Алрой - [2]
Что до евреев Востока, то, после разрушения Иерусалима, они поневоле признали верховную власть покорителей, и сплотились вместе, и внутреннюю свою жизнь вели под началом собственных вождей, и считали их потомками царя Давида, и называли Предводителями изгнания. Из анналов истории мы почерпнем, что то были времена сияющего величия сих еврейских избранников, сила которых едва ли уступала силе царей древней Иудеи. Сколь убывало могущество Халифата, столь прибавлялось влияние Предводителей изгнания. В безвременьи арабского правления они становились важными фигурами в тех краях. Их главная резиденция располагалась в Багдаде, где и оставалась до одиннадцатого века — роковой для Востока эпохи, от бедствий которой не укрыться было даже им самим.
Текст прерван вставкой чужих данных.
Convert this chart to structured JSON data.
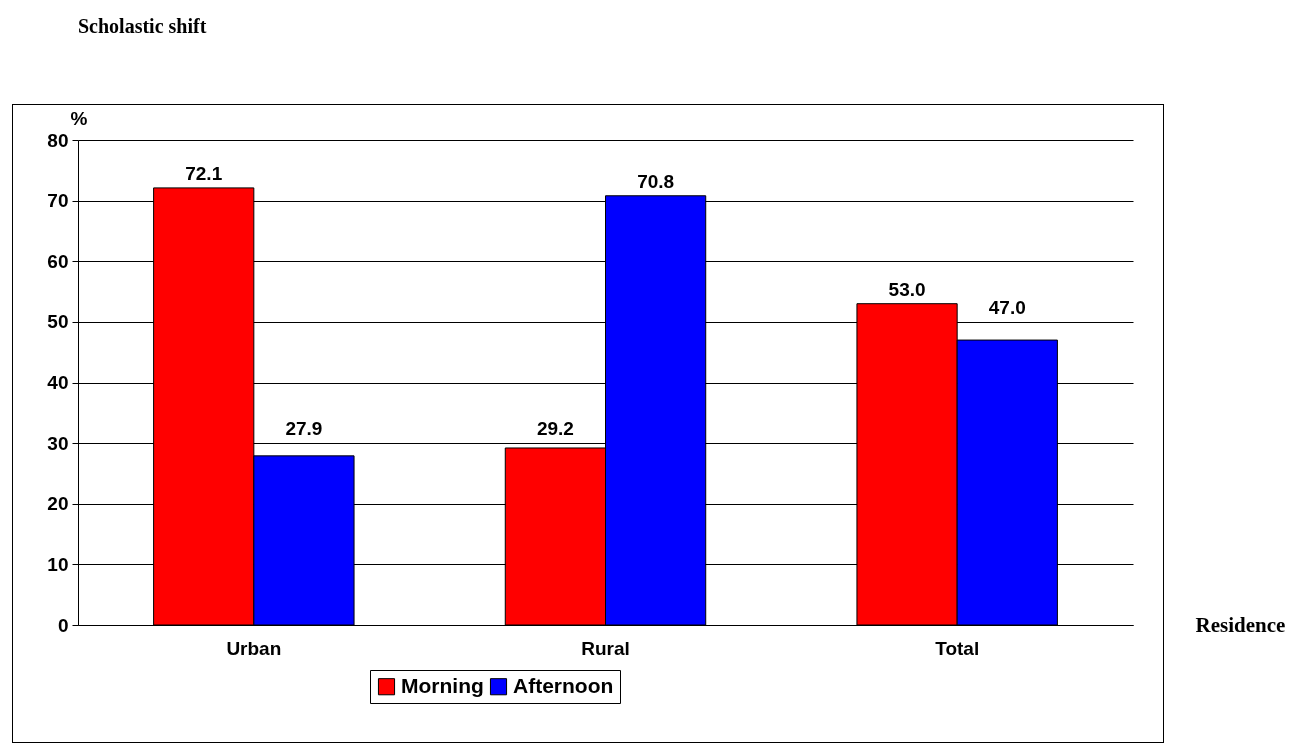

История упоминает о них вплоть до двенадцатого века. Герой моего романа пребудет в любимой евреями обители — в городе Хамадане — месте захоронения Эстер и Мордехая.
Героическая эта история и таинственна и правдива вместе. Древние традиции еврейского духа известные от времен царских могил Иерусалима — вот основание необычайных событий романа.
Гровнер Гейт: июль, 1845.
Глава 1
Великий день Израиля
1.1
Смолкли последние звуки фанфар, и сидевший на белом муле Предводитель изгнания спешился. Столь громко прозвучали возгласы приветствия сопровождавшего кортежа, словно людей в нем было вдвое. И если бы не мельком брошенный презрительный и недобрый взгляд на лица зевак-мусульман, то данника можно было бы принять за триумфатора.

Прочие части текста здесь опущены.